For St Vincent’s, this year our participation has a particular was particularly poignant, as we celebrate the 40th anniversary of the establishment of Ward 17 South, Australia’s first dedicated HIV/AIDS ward, after the first AIDS patient in Australia was diagnosed and treated at St Vincent’s.
St Vincent’s became the epicentre for diagnosis and treatment of this terrible disease during a time of fear and uncertainty, faced with an epidemic the world didn’t fully understand.
In the same year Ward 17 South commenced dedicated HIV care, homosexuality was decriminalised, but the concurrent onset of the AIDS epidemic brought about a great deal of community fear and a lack of acceptance.
It was a time of stigma, fear and discrimination. Terms like “gay cancer” and “the gay plague” were splashed across newspapers. Some media outlets and politicians depicted gay men as irresponsible and immoral, and homophobic aggression and violence against the gay community was rife.
It was the Sisters of Charity who, together with a group of determined clinicians stepped up to care for, advocate for and love without judgement, this most vulnerable community in their hour of need and St Vincent’s Staff stepped up to become more like family, when patients’ were rejected by their own because of their sexuality.
The team of dedicated team of doctors and researchers, social workers, and exceptional nurses, ensured that St Vincent’s not only became a safe place for AIDS patients, they pioneered the future of HIV care, demonstrating to other hospitals around the country that care could and should be given without fear or judgement.

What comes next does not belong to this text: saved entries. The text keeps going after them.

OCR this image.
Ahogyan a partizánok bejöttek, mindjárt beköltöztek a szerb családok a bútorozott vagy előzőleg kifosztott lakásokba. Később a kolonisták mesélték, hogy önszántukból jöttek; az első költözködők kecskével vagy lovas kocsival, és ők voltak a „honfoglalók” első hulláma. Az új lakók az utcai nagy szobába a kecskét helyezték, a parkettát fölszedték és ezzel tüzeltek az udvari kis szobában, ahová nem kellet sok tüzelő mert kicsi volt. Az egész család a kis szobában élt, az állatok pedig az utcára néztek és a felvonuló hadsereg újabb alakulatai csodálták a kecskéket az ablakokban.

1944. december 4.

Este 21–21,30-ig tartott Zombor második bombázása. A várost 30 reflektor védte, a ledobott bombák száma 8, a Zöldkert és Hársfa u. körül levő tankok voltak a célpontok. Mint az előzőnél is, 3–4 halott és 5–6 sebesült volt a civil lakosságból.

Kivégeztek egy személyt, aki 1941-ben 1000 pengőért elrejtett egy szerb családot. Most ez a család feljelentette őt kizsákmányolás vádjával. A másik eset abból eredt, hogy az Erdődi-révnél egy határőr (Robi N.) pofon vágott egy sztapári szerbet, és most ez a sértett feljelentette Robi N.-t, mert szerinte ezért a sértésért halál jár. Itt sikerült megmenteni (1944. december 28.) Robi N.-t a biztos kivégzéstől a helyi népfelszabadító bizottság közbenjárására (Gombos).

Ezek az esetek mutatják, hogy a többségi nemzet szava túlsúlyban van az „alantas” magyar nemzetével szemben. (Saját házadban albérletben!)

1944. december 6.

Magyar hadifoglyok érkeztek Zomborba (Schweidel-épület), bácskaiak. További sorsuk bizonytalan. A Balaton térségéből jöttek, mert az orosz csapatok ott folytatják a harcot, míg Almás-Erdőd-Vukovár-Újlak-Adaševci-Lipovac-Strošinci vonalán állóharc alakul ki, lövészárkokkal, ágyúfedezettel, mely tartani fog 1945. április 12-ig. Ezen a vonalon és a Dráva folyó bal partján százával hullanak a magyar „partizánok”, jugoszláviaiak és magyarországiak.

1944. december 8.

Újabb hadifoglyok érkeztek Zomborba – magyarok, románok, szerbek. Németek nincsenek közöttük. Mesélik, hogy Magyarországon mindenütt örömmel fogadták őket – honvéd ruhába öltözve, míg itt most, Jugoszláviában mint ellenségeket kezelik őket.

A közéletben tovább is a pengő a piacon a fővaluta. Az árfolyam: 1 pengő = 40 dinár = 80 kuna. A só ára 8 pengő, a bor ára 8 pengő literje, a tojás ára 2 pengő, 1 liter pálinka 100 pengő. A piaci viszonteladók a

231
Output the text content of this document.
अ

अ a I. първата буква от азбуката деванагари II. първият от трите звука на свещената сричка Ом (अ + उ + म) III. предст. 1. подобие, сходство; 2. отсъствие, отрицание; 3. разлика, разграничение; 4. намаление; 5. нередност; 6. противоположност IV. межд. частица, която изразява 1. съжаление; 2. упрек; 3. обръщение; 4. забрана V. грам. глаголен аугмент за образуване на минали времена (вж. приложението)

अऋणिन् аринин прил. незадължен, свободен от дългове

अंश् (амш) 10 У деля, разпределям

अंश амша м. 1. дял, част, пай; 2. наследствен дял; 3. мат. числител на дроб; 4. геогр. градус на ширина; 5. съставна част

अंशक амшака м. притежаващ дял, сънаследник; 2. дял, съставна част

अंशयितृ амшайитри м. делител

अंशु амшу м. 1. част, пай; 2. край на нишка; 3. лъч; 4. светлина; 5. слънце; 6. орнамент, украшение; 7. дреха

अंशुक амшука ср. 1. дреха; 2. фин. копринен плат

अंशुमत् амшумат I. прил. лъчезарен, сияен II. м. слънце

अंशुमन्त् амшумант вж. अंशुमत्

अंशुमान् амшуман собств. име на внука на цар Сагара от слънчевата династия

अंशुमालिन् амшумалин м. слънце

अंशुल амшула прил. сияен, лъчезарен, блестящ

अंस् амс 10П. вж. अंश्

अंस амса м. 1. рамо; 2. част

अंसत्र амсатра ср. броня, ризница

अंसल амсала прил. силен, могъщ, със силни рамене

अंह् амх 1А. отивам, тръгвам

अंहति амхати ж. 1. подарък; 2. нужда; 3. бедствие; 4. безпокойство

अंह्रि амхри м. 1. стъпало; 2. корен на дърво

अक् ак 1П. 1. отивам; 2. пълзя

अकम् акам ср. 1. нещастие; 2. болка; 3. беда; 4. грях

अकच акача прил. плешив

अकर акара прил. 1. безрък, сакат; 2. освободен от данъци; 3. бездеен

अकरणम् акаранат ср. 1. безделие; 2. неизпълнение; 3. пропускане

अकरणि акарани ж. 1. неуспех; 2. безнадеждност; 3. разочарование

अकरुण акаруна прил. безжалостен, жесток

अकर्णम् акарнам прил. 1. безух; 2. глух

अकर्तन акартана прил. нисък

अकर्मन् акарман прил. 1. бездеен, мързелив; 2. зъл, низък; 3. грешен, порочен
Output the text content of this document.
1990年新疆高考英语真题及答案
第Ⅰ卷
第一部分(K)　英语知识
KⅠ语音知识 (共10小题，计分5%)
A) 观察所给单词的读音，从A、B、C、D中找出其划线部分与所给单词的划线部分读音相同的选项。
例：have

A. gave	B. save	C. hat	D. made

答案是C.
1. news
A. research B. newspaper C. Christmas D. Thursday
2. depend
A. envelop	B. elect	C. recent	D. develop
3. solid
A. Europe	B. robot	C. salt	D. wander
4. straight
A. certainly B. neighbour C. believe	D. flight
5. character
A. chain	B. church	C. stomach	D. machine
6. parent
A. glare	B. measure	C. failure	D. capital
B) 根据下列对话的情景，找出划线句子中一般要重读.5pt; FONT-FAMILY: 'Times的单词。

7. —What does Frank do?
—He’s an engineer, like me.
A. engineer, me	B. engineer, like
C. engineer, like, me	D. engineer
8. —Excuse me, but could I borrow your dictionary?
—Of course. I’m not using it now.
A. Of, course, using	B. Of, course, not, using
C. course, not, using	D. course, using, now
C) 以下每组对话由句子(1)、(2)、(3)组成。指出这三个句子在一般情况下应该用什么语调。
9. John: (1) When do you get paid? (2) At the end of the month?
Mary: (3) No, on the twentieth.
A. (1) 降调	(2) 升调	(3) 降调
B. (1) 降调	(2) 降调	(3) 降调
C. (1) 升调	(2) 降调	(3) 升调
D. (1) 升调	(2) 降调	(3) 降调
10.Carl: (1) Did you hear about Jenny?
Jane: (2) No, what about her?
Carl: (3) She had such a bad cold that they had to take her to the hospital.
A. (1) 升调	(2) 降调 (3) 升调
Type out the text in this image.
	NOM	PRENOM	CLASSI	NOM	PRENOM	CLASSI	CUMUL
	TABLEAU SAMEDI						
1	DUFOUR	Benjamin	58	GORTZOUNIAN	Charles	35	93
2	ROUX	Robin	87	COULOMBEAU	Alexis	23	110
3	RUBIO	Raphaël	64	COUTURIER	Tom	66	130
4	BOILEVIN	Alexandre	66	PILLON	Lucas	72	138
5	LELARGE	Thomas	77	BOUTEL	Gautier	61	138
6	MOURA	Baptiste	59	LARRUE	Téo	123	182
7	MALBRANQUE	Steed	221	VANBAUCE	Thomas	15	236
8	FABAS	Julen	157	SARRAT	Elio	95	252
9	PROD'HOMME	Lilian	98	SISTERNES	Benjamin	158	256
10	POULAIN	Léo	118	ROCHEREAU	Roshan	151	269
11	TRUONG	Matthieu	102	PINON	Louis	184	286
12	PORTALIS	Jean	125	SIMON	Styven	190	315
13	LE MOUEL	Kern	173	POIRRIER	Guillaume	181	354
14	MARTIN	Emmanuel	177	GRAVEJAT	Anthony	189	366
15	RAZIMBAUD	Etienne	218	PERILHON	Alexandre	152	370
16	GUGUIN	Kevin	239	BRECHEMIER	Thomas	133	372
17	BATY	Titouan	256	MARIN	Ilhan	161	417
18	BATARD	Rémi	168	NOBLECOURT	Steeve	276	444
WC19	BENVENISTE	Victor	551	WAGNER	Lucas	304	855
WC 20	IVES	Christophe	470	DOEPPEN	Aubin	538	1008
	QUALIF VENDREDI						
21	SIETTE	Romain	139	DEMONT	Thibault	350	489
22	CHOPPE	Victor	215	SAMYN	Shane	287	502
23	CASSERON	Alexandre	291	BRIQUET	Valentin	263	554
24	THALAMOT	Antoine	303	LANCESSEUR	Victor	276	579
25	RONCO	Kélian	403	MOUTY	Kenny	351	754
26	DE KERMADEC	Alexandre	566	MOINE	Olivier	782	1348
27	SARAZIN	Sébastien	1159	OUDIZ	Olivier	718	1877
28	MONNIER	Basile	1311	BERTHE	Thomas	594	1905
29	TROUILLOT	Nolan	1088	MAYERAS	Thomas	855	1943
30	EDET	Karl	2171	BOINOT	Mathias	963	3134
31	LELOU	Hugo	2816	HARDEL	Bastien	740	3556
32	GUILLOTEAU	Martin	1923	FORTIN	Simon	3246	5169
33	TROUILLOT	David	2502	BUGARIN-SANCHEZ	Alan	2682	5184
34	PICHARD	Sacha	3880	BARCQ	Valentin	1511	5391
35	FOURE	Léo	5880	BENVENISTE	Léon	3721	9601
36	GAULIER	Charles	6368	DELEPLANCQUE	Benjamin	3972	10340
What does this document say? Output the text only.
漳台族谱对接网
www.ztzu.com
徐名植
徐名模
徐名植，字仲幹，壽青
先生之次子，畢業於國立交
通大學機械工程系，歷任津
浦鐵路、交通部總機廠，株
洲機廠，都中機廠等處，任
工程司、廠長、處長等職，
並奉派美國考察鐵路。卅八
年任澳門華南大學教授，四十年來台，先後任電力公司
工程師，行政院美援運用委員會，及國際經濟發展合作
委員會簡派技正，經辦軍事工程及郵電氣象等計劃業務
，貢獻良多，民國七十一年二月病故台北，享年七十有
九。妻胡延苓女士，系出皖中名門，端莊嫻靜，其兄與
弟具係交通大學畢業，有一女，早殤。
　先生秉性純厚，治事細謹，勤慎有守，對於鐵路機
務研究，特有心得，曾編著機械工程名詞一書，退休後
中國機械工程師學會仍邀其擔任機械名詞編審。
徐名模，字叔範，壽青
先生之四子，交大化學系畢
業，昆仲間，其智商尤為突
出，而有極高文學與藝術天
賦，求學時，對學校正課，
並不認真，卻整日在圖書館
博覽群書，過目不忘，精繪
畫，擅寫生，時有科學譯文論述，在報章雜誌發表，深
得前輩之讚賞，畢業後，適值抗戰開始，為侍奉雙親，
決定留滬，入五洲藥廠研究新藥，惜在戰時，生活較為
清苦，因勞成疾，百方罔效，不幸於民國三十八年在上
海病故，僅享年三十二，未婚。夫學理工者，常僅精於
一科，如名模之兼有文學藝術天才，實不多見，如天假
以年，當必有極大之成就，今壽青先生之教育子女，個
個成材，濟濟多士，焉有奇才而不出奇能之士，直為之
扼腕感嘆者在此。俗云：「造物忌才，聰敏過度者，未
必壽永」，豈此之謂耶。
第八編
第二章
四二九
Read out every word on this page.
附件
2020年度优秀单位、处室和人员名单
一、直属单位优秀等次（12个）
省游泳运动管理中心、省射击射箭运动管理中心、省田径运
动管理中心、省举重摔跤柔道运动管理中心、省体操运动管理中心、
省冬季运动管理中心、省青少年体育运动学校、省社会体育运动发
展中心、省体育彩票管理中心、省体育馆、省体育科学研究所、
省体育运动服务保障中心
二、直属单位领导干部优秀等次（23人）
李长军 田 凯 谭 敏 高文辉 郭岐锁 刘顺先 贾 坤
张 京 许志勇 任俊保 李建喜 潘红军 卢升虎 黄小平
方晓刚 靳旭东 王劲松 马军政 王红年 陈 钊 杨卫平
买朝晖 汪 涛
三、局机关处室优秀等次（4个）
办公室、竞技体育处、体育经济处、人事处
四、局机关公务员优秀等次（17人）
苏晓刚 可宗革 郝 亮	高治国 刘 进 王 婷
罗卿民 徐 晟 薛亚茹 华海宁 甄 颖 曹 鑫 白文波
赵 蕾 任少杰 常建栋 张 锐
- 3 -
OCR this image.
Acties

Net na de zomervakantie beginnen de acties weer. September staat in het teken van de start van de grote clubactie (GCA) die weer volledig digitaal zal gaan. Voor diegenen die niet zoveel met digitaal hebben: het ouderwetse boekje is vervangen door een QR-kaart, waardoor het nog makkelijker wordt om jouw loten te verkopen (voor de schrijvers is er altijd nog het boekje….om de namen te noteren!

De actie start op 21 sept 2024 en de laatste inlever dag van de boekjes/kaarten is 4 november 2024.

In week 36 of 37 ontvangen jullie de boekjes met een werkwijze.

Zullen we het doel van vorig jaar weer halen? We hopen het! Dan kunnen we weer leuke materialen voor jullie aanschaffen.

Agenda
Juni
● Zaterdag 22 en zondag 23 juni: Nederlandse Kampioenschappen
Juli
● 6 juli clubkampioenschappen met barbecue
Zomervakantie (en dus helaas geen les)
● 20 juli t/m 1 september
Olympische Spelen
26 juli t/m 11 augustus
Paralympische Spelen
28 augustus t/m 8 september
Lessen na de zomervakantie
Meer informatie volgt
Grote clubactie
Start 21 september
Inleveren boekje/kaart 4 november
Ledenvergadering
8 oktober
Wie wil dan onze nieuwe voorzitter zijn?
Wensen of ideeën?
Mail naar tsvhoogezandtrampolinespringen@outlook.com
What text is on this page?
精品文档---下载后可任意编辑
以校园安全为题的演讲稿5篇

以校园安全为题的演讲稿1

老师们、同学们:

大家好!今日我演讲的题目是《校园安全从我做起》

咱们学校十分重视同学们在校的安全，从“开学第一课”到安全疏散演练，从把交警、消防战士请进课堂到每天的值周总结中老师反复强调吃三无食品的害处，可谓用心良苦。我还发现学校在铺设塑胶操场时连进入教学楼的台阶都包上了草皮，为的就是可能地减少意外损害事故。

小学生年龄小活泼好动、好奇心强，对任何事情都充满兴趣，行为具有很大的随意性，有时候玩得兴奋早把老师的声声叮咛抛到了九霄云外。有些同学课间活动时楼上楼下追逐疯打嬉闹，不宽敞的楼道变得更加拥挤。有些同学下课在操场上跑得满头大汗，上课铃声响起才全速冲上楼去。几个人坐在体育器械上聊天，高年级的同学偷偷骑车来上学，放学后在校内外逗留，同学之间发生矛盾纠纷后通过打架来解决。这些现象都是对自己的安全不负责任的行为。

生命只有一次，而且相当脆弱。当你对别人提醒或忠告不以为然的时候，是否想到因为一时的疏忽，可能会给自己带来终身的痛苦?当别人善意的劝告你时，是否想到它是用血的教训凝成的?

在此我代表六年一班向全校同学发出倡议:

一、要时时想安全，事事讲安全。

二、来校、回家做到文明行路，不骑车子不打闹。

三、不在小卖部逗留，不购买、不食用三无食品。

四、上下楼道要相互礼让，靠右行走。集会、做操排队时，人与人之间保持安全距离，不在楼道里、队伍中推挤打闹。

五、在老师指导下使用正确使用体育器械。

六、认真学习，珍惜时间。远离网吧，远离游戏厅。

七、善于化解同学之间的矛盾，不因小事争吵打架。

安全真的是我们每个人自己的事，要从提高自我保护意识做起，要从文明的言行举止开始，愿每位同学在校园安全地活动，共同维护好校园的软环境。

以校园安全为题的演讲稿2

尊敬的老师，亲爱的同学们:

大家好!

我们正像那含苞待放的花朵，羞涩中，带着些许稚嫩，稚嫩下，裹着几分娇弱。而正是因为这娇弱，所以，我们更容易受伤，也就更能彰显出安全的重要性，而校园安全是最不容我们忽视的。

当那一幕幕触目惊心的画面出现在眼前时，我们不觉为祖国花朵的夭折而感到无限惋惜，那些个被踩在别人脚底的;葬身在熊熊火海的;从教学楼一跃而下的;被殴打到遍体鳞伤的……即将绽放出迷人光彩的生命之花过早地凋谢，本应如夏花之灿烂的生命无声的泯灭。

At the peak of the epidemic, the 36 bed ward was constantly at full capacity, and in 1998 Sacred Heart Hospice opened a dedicated AIDS floor to care for these patients at end-of-life, freeing up more space on the ward. Over the course of the epidemic, St Vincent’s treated more than half of Australia’s HIV positive people.
Over time, ongoing research leading to advances in antiretroviral and other treatments resulted in fewer in-hospital bed days for people with AIDS, and in 2007 due to lack of need, St Vincent’s closed the AIDS ward.
In the 80’s and 90’s, 17 South had an unofficial float in the Mardi Gras parade, though they weren’t allowed to have the St Vincent’s name on it.
Come 2024 and St Vincent’s has been proudly and very much officially participating Mardi Gras for five years, with this year culminating in this extra special celebration for our staff past and present, patients and community, and to honour all those lost to this disease along the way.